Last weekend’s Masters defence, meanwhile, was an exercise in discipline. It showcased his maturation into an all-round golfing great a month before his 37th birthday.
The world number two remarkably missed every fairway on the par fives on Thursday and Friday, yet played the holes seven under par. Only on the eighth on Thursday did he go for the green in two, laying up elsewhere to rely on his much-improved wedge game. On a difficult Thursday with dried-out greens, McIlroy manufactured a 67 on a day when the scoring average was 74.65.
The best area of McIlroy’s game was his short game, gaining plus-1.39 strokes on the field. His pitching and chipping was exceptional, but it is almost impossible to get up and down from the wrong angle on Augusta’s greens when you shortside yourself. McIlroy was rarely on the wrong side.

There was still some room to go for the jugular. This is McIlroy after all. On the 12th hole, Jack Nicklaus always advised players not to go for the pin in its Sunday position – to play for the middle of the green and try to make par. That is what Scheffler did. He finished one behind.
McIlroy ignored Nicklaus’s advice and hit his tee shot to seven feet and made birdie.
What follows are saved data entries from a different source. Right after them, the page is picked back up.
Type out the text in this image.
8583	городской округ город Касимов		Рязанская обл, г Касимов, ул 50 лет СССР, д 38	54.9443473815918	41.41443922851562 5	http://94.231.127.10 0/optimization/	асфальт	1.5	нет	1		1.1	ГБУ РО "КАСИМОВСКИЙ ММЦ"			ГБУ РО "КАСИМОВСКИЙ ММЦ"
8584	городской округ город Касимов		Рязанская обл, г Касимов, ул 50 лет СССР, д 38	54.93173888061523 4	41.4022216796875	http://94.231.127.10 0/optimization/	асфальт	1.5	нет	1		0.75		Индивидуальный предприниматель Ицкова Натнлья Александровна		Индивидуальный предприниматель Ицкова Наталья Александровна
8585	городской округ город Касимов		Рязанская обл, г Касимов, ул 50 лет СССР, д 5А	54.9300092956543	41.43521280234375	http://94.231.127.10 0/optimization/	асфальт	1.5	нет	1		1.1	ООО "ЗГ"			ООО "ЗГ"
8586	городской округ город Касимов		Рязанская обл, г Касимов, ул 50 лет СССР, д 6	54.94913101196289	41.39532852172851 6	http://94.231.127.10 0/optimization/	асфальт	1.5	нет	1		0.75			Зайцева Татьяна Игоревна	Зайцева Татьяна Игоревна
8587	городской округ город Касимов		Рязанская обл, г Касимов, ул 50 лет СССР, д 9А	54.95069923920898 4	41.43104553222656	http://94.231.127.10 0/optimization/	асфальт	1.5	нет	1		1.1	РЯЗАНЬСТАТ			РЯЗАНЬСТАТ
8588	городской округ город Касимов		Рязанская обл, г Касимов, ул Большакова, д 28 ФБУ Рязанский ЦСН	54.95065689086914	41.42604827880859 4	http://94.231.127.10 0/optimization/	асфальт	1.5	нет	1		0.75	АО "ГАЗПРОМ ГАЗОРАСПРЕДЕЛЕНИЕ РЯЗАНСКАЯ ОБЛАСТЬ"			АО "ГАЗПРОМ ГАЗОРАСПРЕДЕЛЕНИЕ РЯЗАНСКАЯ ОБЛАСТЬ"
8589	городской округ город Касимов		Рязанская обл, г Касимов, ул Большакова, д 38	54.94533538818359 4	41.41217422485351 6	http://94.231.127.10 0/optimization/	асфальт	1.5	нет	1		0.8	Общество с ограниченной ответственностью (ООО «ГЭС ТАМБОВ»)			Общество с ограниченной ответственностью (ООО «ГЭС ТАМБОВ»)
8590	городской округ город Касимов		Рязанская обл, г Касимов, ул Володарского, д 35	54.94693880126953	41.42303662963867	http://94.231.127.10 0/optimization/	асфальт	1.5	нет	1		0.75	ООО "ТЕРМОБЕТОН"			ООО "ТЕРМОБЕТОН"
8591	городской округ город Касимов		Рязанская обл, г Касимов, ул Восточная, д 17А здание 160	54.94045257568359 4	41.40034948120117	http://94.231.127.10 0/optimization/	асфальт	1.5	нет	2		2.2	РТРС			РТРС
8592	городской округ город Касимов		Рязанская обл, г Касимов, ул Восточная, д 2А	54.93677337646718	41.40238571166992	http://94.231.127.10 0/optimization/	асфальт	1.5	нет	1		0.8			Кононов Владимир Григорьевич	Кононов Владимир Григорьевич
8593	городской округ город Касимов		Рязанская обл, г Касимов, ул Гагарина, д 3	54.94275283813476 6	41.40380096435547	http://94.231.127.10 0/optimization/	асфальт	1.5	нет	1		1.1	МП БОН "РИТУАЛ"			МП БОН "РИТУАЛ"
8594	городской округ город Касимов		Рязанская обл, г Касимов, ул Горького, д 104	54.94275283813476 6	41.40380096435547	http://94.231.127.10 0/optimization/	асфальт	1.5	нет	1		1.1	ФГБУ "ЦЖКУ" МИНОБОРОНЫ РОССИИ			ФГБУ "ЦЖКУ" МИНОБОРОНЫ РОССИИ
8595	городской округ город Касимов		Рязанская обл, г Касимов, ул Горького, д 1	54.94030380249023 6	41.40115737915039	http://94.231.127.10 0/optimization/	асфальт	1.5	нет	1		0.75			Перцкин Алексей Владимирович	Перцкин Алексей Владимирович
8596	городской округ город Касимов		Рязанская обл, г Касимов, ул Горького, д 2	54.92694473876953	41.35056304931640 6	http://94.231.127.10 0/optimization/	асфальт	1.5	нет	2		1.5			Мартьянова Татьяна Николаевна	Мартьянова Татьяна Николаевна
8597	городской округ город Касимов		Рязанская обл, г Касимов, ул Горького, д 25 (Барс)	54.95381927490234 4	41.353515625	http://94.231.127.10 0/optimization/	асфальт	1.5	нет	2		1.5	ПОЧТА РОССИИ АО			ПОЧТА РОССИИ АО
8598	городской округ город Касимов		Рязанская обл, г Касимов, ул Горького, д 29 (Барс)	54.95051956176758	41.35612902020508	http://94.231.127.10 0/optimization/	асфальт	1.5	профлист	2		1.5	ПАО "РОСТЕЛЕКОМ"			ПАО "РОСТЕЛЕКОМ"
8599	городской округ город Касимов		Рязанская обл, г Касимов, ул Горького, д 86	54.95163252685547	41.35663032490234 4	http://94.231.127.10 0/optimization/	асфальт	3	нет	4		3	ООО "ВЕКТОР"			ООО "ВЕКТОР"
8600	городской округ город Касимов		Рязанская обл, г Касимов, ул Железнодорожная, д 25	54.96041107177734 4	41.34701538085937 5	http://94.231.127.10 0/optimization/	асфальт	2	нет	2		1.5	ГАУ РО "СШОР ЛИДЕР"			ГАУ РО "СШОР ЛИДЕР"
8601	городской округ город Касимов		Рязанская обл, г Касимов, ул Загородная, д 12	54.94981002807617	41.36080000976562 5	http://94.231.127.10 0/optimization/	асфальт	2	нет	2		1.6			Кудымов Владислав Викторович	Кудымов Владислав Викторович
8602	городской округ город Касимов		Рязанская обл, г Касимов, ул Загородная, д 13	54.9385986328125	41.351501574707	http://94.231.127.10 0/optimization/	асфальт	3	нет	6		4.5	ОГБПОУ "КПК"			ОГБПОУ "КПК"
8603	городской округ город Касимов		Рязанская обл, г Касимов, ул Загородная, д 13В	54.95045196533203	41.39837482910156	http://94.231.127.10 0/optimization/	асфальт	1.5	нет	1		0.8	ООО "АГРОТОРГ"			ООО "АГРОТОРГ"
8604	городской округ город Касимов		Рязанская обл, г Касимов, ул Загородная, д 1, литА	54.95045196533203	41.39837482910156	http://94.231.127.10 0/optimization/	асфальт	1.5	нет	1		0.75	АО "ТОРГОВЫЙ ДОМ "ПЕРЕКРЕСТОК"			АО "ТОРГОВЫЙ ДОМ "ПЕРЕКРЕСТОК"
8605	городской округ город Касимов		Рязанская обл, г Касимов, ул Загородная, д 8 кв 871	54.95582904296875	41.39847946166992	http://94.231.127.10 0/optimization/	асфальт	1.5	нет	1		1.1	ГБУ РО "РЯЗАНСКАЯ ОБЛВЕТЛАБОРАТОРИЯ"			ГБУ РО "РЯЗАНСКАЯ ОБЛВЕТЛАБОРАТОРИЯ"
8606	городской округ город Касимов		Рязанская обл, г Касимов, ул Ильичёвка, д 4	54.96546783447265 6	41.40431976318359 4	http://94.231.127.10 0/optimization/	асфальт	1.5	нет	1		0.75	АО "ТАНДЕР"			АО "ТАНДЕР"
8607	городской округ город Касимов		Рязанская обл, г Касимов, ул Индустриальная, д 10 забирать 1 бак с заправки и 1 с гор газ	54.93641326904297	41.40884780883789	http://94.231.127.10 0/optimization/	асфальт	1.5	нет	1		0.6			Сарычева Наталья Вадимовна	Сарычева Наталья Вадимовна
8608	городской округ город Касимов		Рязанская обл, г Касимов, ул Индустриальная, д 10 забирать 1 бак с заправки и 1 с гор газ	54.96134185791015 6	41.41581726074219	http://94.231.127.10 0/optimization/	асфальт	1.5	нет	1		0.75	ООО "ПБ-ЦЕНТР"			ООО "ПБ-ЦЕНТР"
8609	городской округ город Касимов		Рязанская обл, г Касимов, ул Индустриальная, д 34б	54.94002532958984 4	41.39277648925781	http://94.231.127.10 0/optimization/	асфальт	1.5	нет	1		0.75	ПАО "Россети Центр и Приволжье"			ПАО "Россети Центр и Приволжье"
There was more thinking behind the aggression though, with a tip from another former champion.
“Tom Watson told me he always waited until he felt the wind, then just hit it as soon as he could,” McIlroy said. “I stayed patient, waited until I felt it settle, and knew it was a perfect three-quarter nine-iron.”
In that 2011 Irish Open round criticised by Townsend, McIlroy had hit the European Tour’s shot of the month only four holes earlier. It involved him, quite remarkably, hooking a sand wedge 50 yards around a tree on the 14th, landing just 12 feet from the hole before missing the birdie putt.
One hero shot had worked, the other had not. The combined score from the holes was two over, likely the same as if he had played smarter. There are no pictures on the scorecard, which is something McIlroy understands now more than ever, and explains why he is a two-time Masters champion.